There was a need to address issues faced by young and teenage girls, which were different to the ones faced by boys. Job training, literacy, social protection and other programmes had been implemented to empower women and prevent them from going onto the streets and using drugs. Furthermore, as gender was a horizontal issue, gender training was taking place in different sectors, for example for law enforcement officers and teachers.
The Government had undertaken activities to improve access to healthcare for children, and to combat child mortality, for example by improving the quality of water and sanitation. The lack of human resources and facilities remained a challenge. The salaries of clinical staff had been increased, in order to dissuade them from working abroad or leaving their jobs. More HIV/AIDS testing centres were being opened. Unfortunately, abortion was illegal in Liberia, but a lot of abortions took place clandestinely. There was no problem in vaccinating children with disabilities, since the authorities went from door by door to perform vaccinations on all children.
Children fleeing from orphanages was not an issue in Liberia, the delegation said. Instead the authorities had to convince non-orphans to leave orphanages. Liberia worked closely with the United Nations Children’s Fund on the implementation of the United Nations guidelines on alternative care in those cases.
On the question of corporal punishment, a delegate said that a recent survey showed that people continued to secretly use corporal punishment and harmful practices in the framework of old traditional and tribal justice systems, even though they had been abolished for a long time. Corporal punishment was no longer practiced in schools. The law provided disposition to ensure that teachers who used corporal punishment were suspended.

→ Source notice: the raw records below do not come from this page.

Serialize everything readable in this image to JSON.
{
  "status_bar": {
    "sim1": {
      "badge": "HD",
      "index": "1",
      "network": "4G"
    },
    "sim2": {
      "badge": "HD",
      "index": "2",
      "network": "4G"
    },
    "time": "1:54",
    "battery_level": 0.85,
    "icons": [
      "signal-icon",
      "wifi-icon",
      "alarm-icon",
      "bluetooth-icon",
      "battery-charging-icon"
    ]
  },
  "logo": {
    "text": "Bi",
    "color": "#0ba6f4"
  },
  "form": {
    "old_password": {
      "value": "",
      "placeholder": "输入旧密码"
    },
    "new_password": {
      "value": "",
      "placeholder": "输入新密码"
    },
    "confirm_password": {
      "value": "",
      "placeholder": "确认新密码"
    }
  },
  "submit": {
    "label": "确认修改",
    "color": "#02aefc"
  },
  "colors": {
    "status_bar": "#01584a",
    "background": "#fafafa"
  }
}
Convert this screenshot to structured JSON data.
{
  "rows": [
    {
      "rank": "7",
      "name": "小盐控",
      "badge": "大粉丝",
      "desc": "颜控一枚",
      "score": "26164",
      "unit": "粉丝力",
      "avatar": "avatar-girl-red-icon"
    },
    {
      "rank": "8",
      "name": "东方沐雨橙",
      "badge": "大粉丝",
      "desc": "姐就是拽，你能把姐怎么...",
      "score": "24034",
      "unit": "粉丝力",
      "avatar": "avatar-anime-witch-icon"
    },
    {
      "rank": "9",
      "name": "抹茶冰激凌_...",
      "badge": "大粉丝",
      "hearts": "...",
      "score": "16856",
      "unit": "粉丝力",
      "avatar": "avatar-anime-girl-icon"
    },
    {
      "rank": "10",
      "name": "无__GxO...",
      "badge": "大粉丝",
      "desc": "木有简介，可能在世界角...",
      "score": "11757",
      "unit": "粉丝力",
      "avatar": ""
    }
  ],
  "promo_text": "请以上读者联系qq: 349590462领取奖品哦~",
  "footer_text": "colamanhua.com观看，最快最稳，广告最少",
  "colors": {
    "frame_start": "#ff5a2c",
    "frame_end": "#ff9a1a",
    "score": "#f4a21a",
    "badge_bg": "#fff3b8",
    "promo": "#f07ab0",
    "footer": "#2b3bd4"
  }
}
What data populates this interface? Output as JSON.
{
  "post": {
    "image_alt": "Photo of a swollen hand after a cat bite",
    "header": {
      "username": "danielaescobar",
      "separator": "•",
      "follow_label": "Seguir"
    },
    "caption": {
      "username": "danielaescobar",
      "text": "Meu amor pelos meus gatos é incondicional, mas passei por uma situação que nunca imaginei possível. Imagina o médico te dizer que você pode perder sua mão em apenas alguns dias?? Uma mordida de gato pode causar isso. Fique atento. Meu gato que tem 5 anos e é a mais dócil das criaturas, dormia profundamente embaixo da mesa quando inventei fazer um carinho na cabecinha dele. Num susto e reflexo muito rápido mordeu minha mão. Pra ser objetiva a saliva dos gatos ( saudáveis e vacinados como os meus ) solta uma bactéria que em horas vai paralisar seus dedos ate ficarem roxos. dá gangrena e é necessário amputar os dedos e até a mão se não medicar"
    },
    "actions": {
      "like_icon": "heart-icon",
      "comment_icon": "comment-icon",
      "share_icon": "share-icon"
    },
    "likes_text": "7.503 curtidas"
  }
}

AGNES AIDOO, Committee Member acting as Country Rapporteur for the Report of Liberia, speaking in preliminary concluding observations, said that she was impressed by the commitment of the delegation to the improvement of the rights of the child, and to serve the interests of children in an objective and concrete manner. The situation remained challenging but much progress had been made. The newly adopted Children’s Law created a true bill of rights for children, and the Committee was full supportive of Liberia continuing in that direction. The harmonization of the laws and their consistency with the Convention would be tackled in the recommendations by the Committee. More resources for children were needed, and Ms Aidoo hoped that Liberia would ensure that budgeting gave children what they deserved. The Committee would also make further recommendations on corporal punishment and more generally on the field of juvenile justice.
JULIETTE DUNCAN CASSEL, Minister of Gender and Development, thanked the Committee and said that the discussions had been very fruitful. She reiterated the commitment of Liberia to children’s rights and in implementing the recommendations of the Committee. She noted the particular need for reforms in the elaboration of a National Action Plan, the ratification of the Optional Protocols to the Convention, the implementation of the new Children’s Law, and the need to address legal inconsistencies in domestic legislation.
JEAN ZERMATTEN, Chairperson of the Committee, called on Liberia to also ratify the third Optional Protocol to the Convention on the Rights of the Child which established a Communication Procedure, and thanked the Delegation for their commitment and cooperation.